Corriere del Mezzogiorno (Puglia)
Dalla scrittura al suono Dyer, l’ inglese del Locus
«Per me ritmo e armonia sono due elementi molto importanti nel racconto»
Chissà se prima o poi ritroveremo i vicoli di Locorotondo e gli inediti incontri procacciati dal Locus Focus 2018 in un libro di Geoff Dyer. Certo è che il noto scrittore britannico, in cartellone stasera, ne avrebbe da raccontare, dopo che in questo lungo fine settimana, incrociandosi accidentalmente col narratore americano Michael Zadoorian e con altre personalità locali, ha potuto quanto meno assaggiare le qualità amene del borgo pugliese e dei suoi dintorni, baciati da una splendida eclissi. Il suo libro più recente, Sabbie bianche, è in effetti una raccolta di racconti di viaggio, che mischiano, come da tempo Dyer ci ha abituati, narrazione, memorie personali, osservazioni e riflessioni di uno scrittore viaggiatore. Una scrittura che non dimentica quell’amore per la musica che ha garantito a Dyer il successo mondiale, con libri come Il colore della memoria, appena ripubblicato in Italia dal Saggiatore, in edizione rivista, e con le storie jazz di Natura morta con custodia di sax. Dyer è oggi un sessantenne che manifesta uno spirito adolescenziale. Alto, allampanato, si aggira dinoccolato tra i vichi murgiani, disponibile alla conversazione, studiatamente improntata al più classico umorismo british. Dopo uno scambio di battute sui Mondiali di calcio, abbiamo parlato di scrittura.
L’incontro di stasera a Locorotondo è inserito in un festival musicale: quale ruolo gioca oggi la musica nella sua scrittura?
«La musica ha sempre avuto importanza nei miei racconti. Per quanto riguarda la composizione, a me piace che la mia scrittura abbia un ritmo e una certa armonia, ma, sebbene un tempo ero abituato ad ascoltare bella musica mentre scrivevo, adesso, quando scrivo, non posso ascoltare assolutamente nulla!».

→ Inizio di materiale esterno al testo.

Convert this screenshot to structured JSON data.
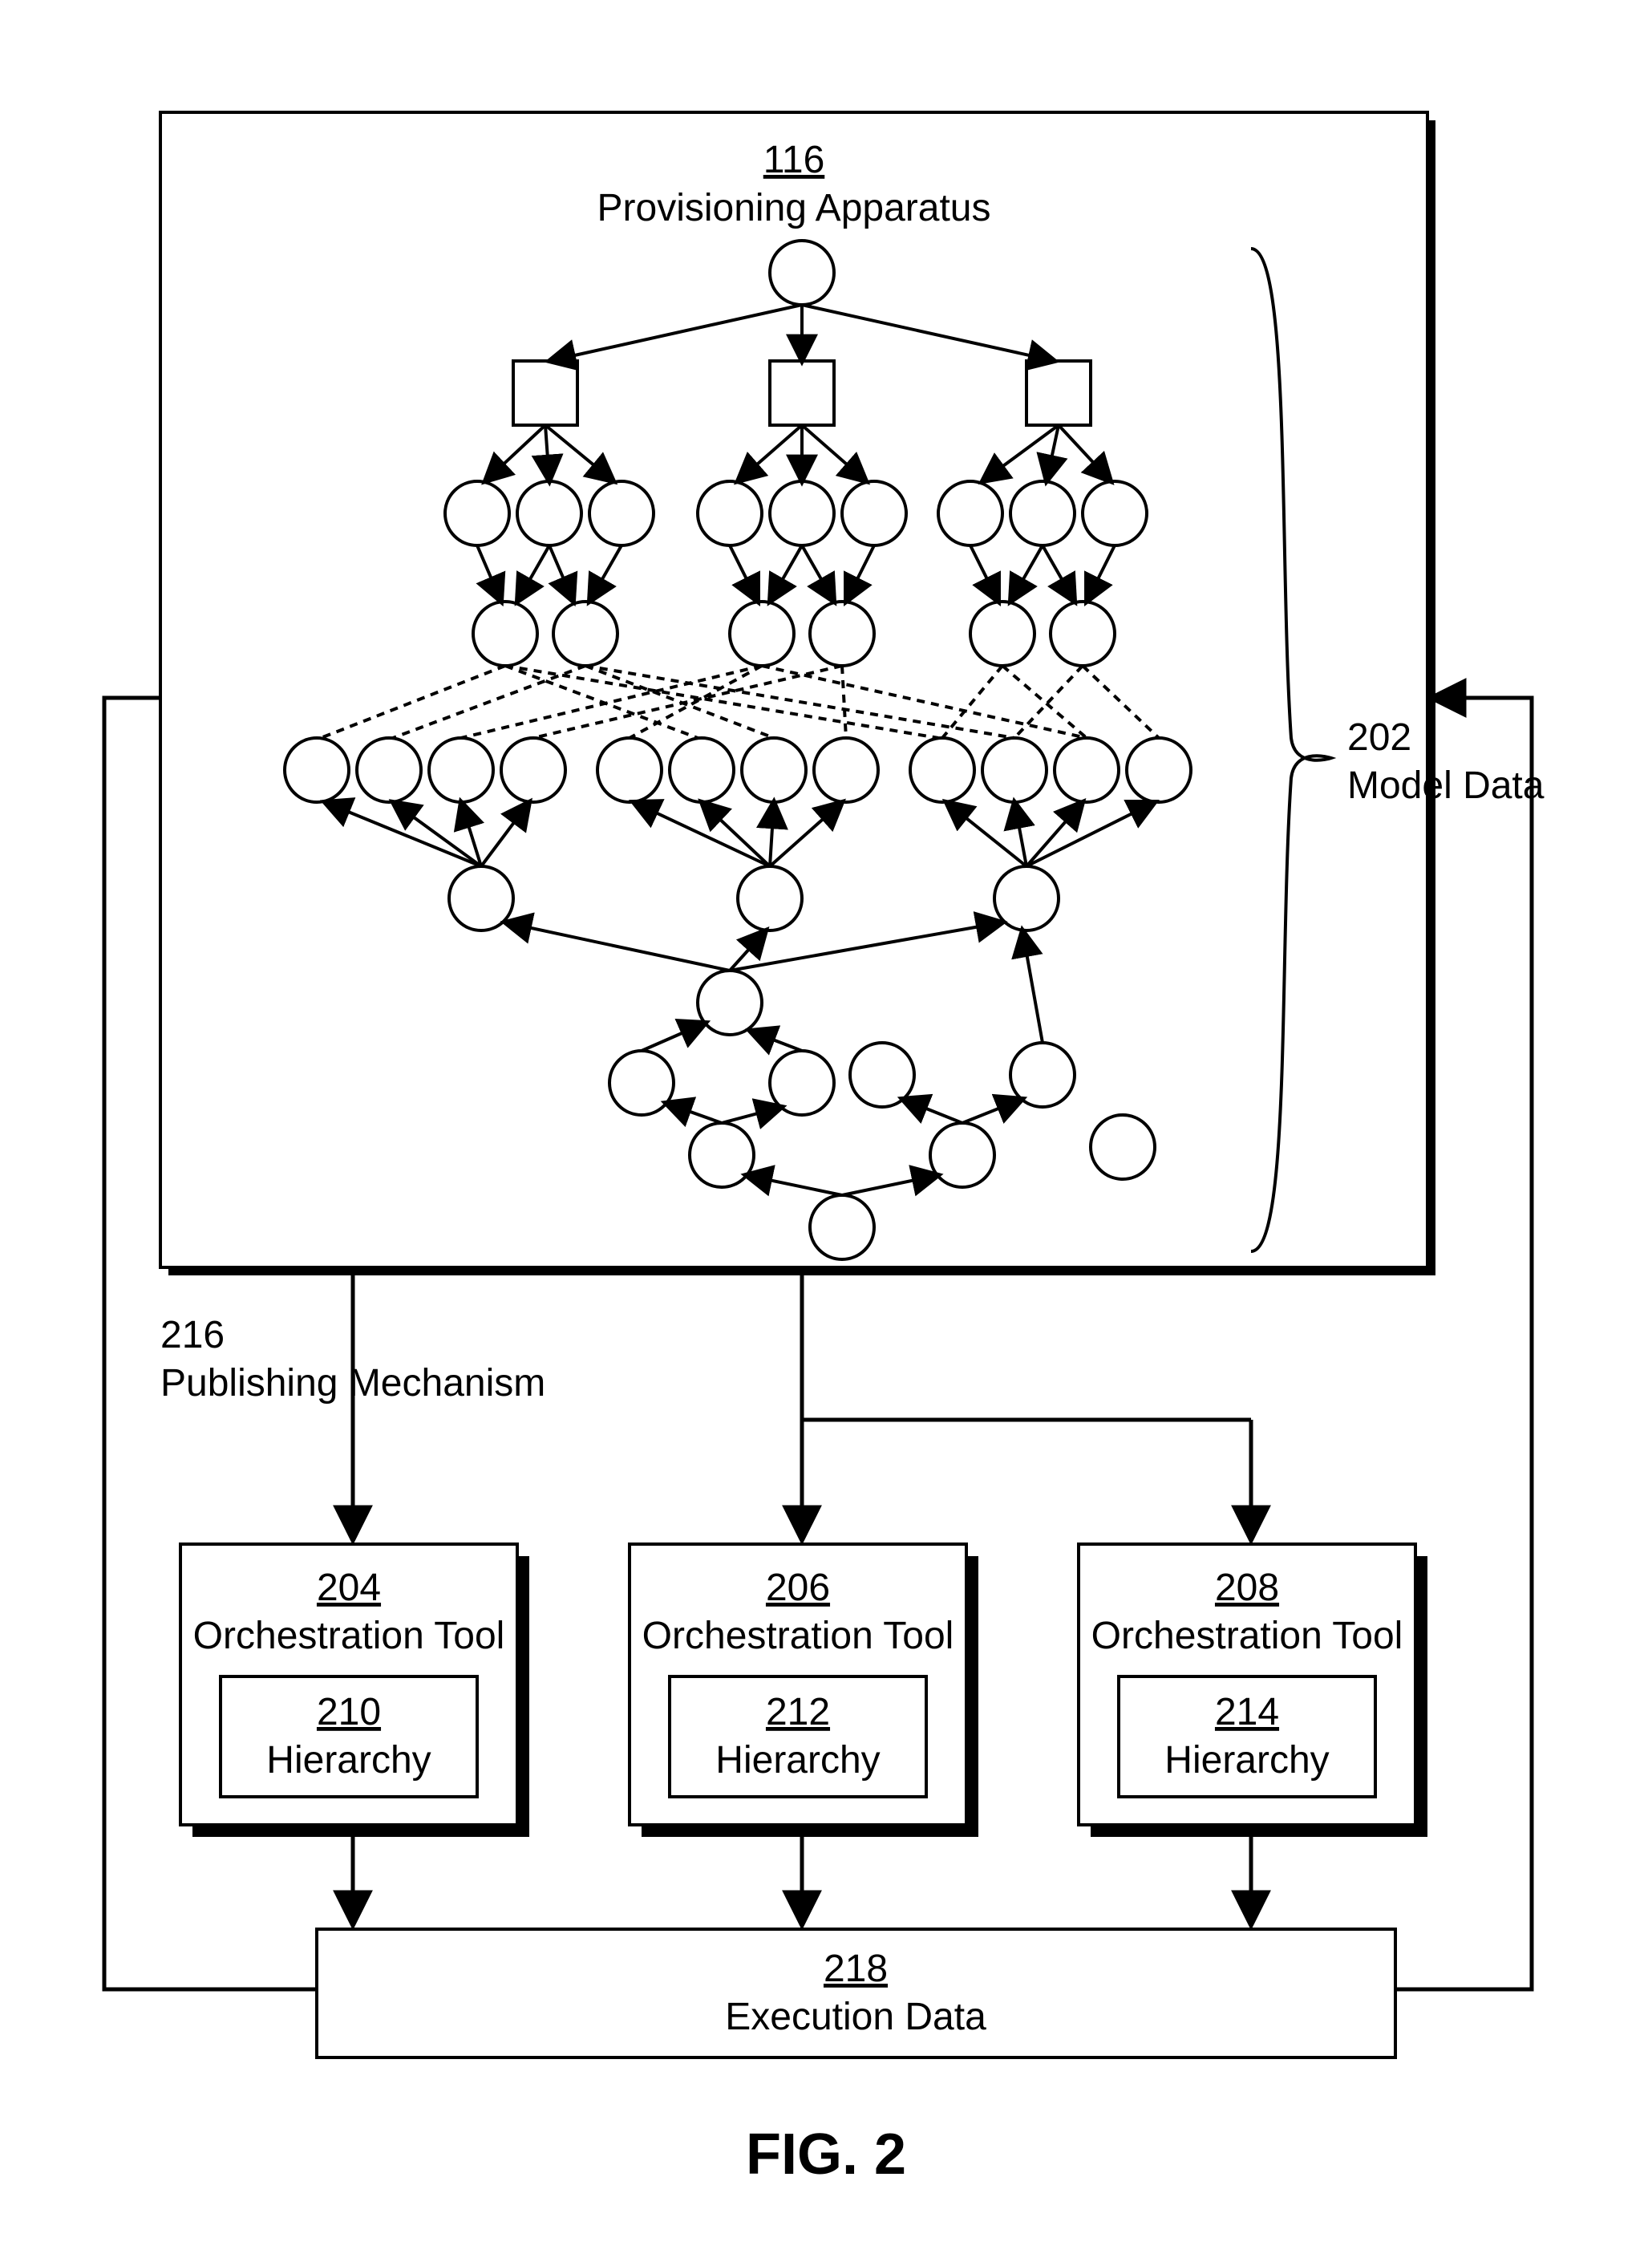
{
  "figure_label": "FIG. 2",
  "provisioning": {
    "ref": "116",
    "label": "Provisioning Apparatus"
  },
  "model_data": {
    "ref": "202",
    "label": "Model Data"
  },
  "publishing": {
    "ref": "216",
    "label": "Publishing Mechanism"
  },
  "tools": [
    {
      "ref": "204",
      "label": "Orchestration Tool",
      "h_ref": "210",
      "h_label": "Hierarchy"
    },
    {
      "ref": "206",
      "label": "Orchestration Tool",
      "h_ref": "212",
      "h_label": "Hierarchy"
    },
    {
      "ref": "208",
      "label": "Orchestration Tool",
      "h_ref": "214",
      "h_label": "Hierarchy"
    }
  ],
  "execution": {
    "ref": "218",
    "label": "Execution Data"
  }
}
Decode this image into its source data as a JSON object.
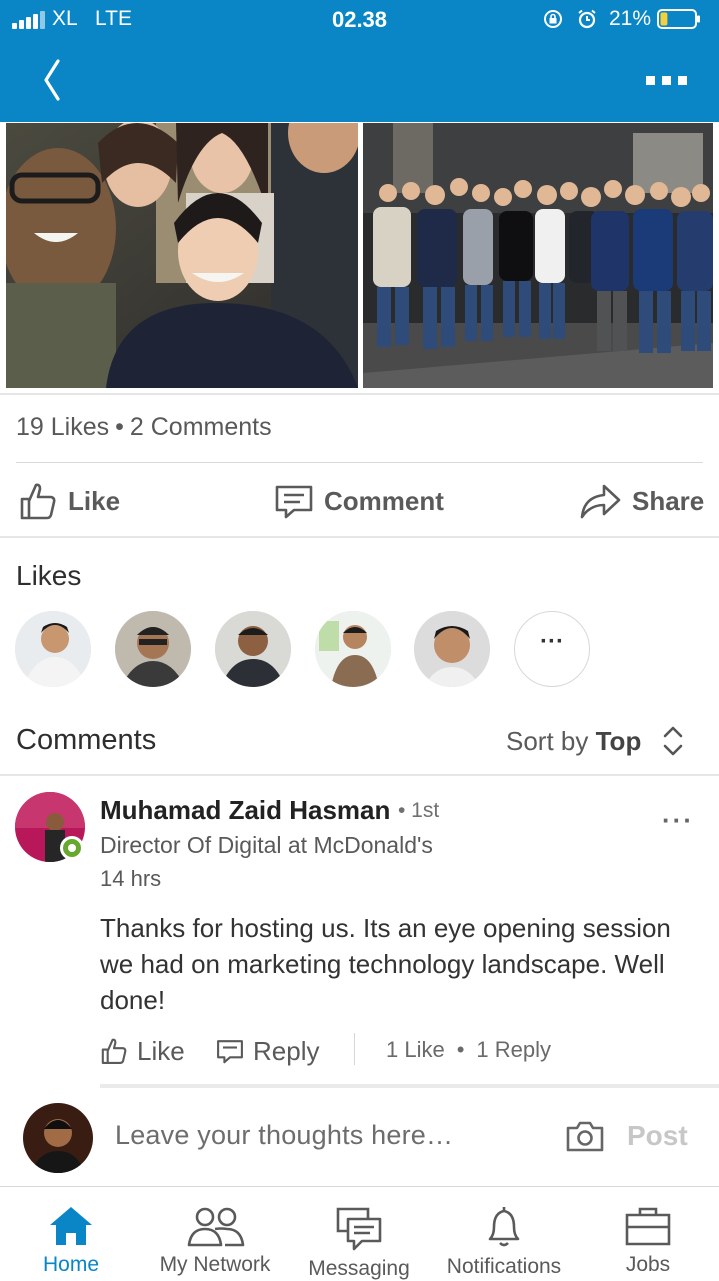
{
  "status_bar": {
    "carrier": "XL",
    "network": "LTE",
    "time": "02.38",
    "battery_percent": "21%",
    "battery_level": 0.21
  },
  "post": {
    "likes_count": "19 Likes",
    "comments_count": "2 Comments",
    "separator": "•"
  },
  "actions": {
    "like": "Like",
    "comment": "Comment",
    "share": "Share"
  },
  "likes_section": {
    "title": "Likes",
    "more": "···"
  },
  "comments_section": {
    "title": "Comments",
    "sort_label": "Sort by",
    "sort_value": "Top"
  },
  "comment": {
    "author": "Muhamad Zaid Hasman",
    "degree": "• 1st",
    "headline": "Director Of Digital at McDonald's",
    "time": "14 hrs",
    "text": "Thanks for hosting us. Its an eye opening session we had on marketing technology landscape. Well done!",
    "like_label": "Like",
    "reply_label": "Reply",
    "like_count": "1 Like",
    "reply_count": "1 Reply",
    "separator": "•",
    "more": "···"
  },
  "composer": {
    "placeholder": "Leave your thoughts here…",
    "post_label": "Post"
  },
  "bottom_nav": {
    "home": "Home",
    "network": "My Network",
    "messaging": "Messaging",
    "notifications": "Notifications",
    "jobs": "Jobs"
  },
  "colors": {
    "brand": "#0a86c7",
    "online": "#69a82f"
  }
}
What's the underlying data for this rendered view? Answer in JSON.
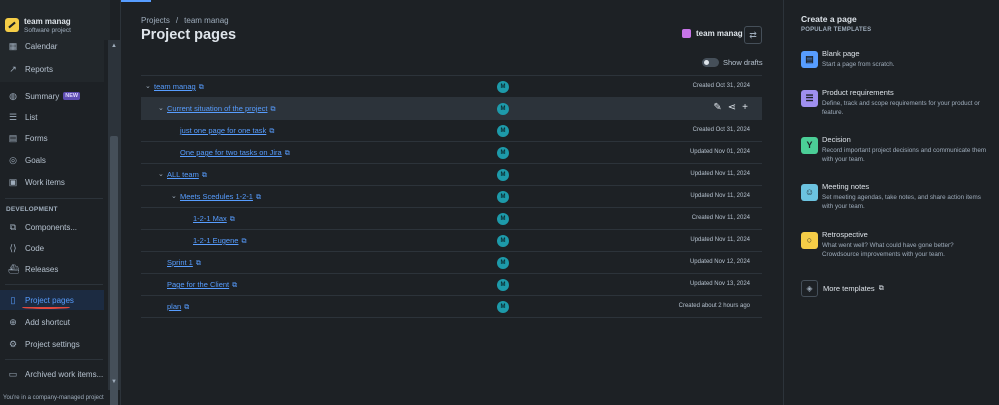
{
  "project": {
    "name": "team manag",
    "type": "Software project"
  },
  "sidebar": {
    "top_items": [
      {
        "label": "Calendar",
        "icon": "calendar-icon"
      },
      {
        "label": "Reports",
        "icon": "chart-icon"
      }
    ],
    "items": [
      {
        "label": "Summary",
        "icon": "globe-icon",
        "badge": "NEW"
      },
      {
        "label": "List",
        "icon": "list-icon"
      },
      {
        "label": "Forms",
        "icon": "forms-icon"
      },
      {
        "label": "Goals",
        "icon": "target-icon"
      },
      {
        "label": "Work items",
        "icon": "stack-icon"
      }
    ],
    "section_label": "DEVELOPMENT",
    "dev_items": [
      {
        "label": "Components...",
        "icon": "components-icon"
      },
      {
        "label": "Code",
        "icon": "code-icon"
      },
      {
        "label": "Releases",
        "icon": "ship-icon"
      }
    ],
    "bottom_items": [
      {
        "label": "Project pages",
        "icon": "pages-icon"
      },
      {
        "label": "Add shortcut",
        "icon": "link-icon"
      },
      {
        "label": "Project settings",
        "icon": "gear-icon"
      }
    ],
    "archived": "Archived work items...",
    "footer": "You're in a company-managed project"
  },
  "main": {
    "breadcrumbs": [
      "Projects",
      "team manag"
    ],
    "title": "Project pages",
    "space_name": "team manag",
    "show_drafts": "Show drafts",
    "pages": [
      {
        "title": "team manag",
        "status": "Created Oct 31, 2024",
        "avatar": "M"
      },
      {
        "title": "Current situation of the project",
        "status": "",
        "avatar": "M"
      },
      {
        "title": "just one page for one task",
        "status": "Created Oct 31, 2024",
        "avatar": "M"
      },
      {
        "title": "One page for two tasks on Jira",
        "status": "Updated Nov 01, 2024",
        "avatar": "M"
      },
      {
        "title": "ALL team",
        "status": "Updated Nov 11, 2024",
        "avatar": "M"
      },
      {
        "title": "Meets Scedules 1-2-1",
        "status": "Updated Nov 11, 2024",
        "avatar": "M"
      },
      {
        "title": "1-2-1 Max",
        "status": "Created Nov 11, 2024",
        "avatar": "M"
      },
      {
        "title": "1-2-1 Eugene",
        "status": "Updated Nov 11, 2024",
        "avatar": "M"
      },
      {
        "title": "Sprint 1",
        "status": "Updated Nov 12, 2024",
        "avatar": "M"
      },
      {
        "title": "Page for the Client",
        "status": "Updated Nov 13, 2024",
        "avatar": "M"
      },
      {
        "title": "plan",
        "status": "Created about 2 hours ago",
        "avatar": "M"
      }
    ]
  },
  "right_panel": {
    "title": "Create a page",
    "subtitle": "POPULAR TEMPLATES",
    "templates": [
      {
        "name": "Blank page",
        "desc": "Start a page from scratch.",
        "icon": "document-icon",
        "color": "#579dff"
      },
      {
        "name": "Product requirements",
        "desc": "Define, track and scope requirements for your product or feature.",
        "icon": "list-icon",
        "color": "#9f8fef"
      },
      {
        "name": "Decision",
        "desc": "Record important project decisions and communicate them with your team.",
        "icon": "fork-icon",
        "color": "#4bce97"
      },
      {
        "name": "Meeting notes",
        "desc": "Set meeting agendas, take notes, and share action items with your team.",
        "icon": "people-icon",
        "color": "#6cc3e0"
      },
      {
        "name": "Retrospective",
        "desc": "What went well? What could have gone better? Crowdsource improvements with your team.",
        "icon": "chat-icon",
        "color": "#f5cd47"
      }
    ],
    "more": "More templates"
  }
}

Dalla Londra Sud dei tardi anni Ottanta alle esplorazioni in tutto il mondo di Sabbie bianche: raccontare i luoghi aiuta il lettore a catturare lo spirito del tempo?
«Sì. I luoghi e il tempo. La cosa importante, soprattutto in Sabbie bianche, è l’intersezione di alcuni posti, che sono da sempre lì - per esempio, la Città Proibita -, con mo- menti alquanto fugaci. Nel caso della storia ambientata tra le strade della Città Proibita, appunto, ho voluto narrare la possibilità di un amore estremamente compresso nel tempo».
Dopo aver riscritto il suo primo romanzo, Il colore della memoria, un diario della Brixton nei tardi Ottanta, quali similitudini emergono tra il thatcherismo di quegli anni e i tempi presenti?
«Per essere precisi, non ho riscritto il romanzo, ma soltanto tagliato alcuni passaggi: lo ho editato. In qualche modo, oggi vedo un ritorno alla recessione di quei giorni, ma all’epoca c’erano la rete di sicurezza del welfare e i benefit sociali che consentivano di conservare un certo tenore di vita. Oggi Londra è di gran lunga più costosa: all’epoca ci si poteva vivere anche con pochi soldi. Come contropartita, la qualità complessiva della vita, in termini di bar, ristoranti e cose simili, anche nella Londra Sud, ha conosciuto un incremento mostruoso».
Il genere della sua narrazione, tra memoria, saggio, riflessione, può ricordare la tradizione filosofica e di viaggio dell’Illuminismo, ma anche scrittori contemporanei, come W. G. Sebald. La nonfiction è la via autentica del narrare, oggi?
«Non credo che la non-fiction sia l’unica via futura. E non è una mia scelta esclusiva. Io desidero soltanto dimostrare come sia possibile scrivere una sorta di non-fiction che possieda molte delle peculiarità solitamente attribuite alla finzione narrativa: sono un pluralista!».
Da scrittore di viaggio, qual è la sua cognizione della Puglia e della sua vita culturale?
«Molto limitata! Questa è la prima volta, grazie al Locus Festival, che ci vengo. Il che significa che non vedo l’ora di visitarla».